In “supervised” learning, computers use historic events and their outcomes as training data to positively define the process characteristics and predict expected outcomes in future data input. Use supervised learning models when you know the resolutions for the past events and would like to make determinations for the future events by relying on historical patterns and also need to do so at scale.

For example, in ecommerce fraud detection, you can have your model learn whether newly created emails are riskier, or IPs originating from a proxy server indicate higher fraudulent activity based on historical transactions carrying these properties if you know if they turned out to be fraudulent or legitimate. Then, we can repeatedly tell our ML model to look for those patterns in future data. We are effectively defining the boundaries a computer should use to come to certain descriptive conclusions.

“Unsupervised” learning, in one way, is the exact inverse. In that method, there’s no explicit ground truth as an output. Rather, we train a model to identify similarities in groups and look for outliers to these groups in certain cases. For instance, by analyzing attributes of images we might be able to associate attributes of different regions.

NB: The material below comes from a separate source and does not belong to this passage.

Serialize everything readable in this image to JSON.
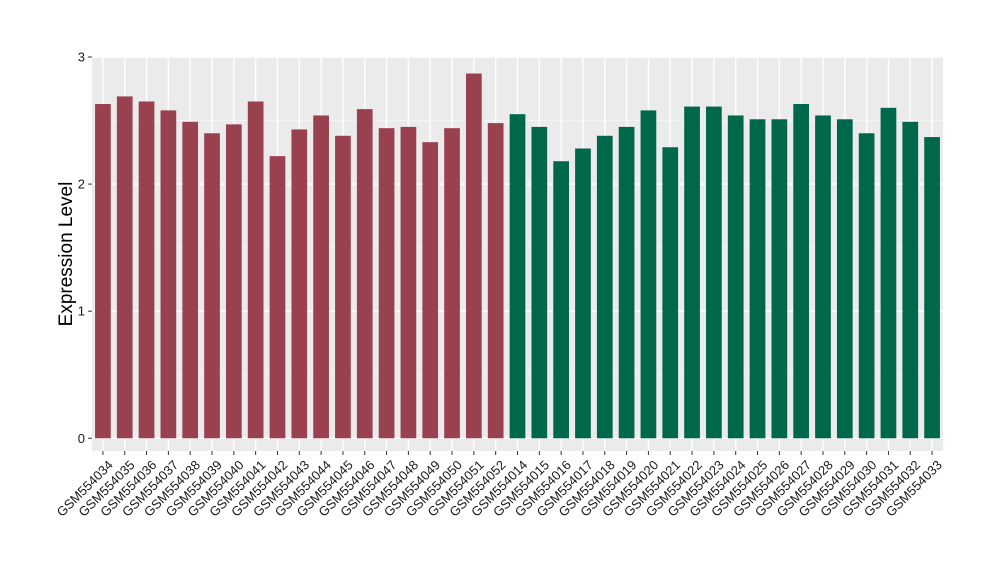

Indeed, unsupervised learning depends on clustering – in other words, on negatively reducing extraneous dimensions until arriving at similarity.

Your choice of machine learning model should be influenced by the kind of task you are working to accomplish.. So think hard before you commit. 

Ensuring AI robustness

The decisions you take early on will dictate the likelihood of your technical and business success with ML.

  1. Design responsibly: Never has the computing phrase “Garbage In, Garbage Out” been more true than in ML. Learning algorithms can only learn the boundaries of the data they are given. Supplying dodgy data is dangerous – there are a lot of high-profile examples here with more than 60 million search results for “AI failures.” The primary takeaway from those search results is: machine learning knows no ethics, that’s your job.
  2. Ensure transparency: There’s a big debate raging over the necessity to explain AIs’ decisions. But you can already understand MLs’ decisions by actively weighting various criteria that trained them – and, crucially, making those weightings visible to users in output. AI need not be a black box.
  3. Monitor effectiveness: Your ML model should give consistent results for as long as the process that you model does not change. However, change is constant and it is of the utmost importance to detect process changes immediately and remedy accordingly. 

Adopt two essential principles: 

  1. proactively normalize your variables against seasonality 
  2. react immediately if the process changes completely. 

For example, the thresholds learned for velocity-based attributes might not hold in the holiday season. Normalize the variables to incorporate macro-signals and consider training new models for special occasions. 

Assemble your team

These are difficult concepts to grasp. In machine learning, significant efficiencies can be found. But applying predictive mathematical engines to solve problems requires the support of a talented team.

Find the ML champion in your team – someone who understands and can demonstrate and communicate the effectiveness of machine learning and of the considerations laid out above.

Add a data scientist who can make sense of the data itself, along with how to best interpret the results. And add a great engineer – the one who can make your system work at top capacity.

It’s worth finding an excellent designer and communicator to support these efforts too. Perhaps your ML champion, data scientist or engineer can fill this role, but if not, add someone with this skill set to your team to showcase what the outcomes mean and how your organization can use the intelligence.

After all, not all of your intelligence should be artificial.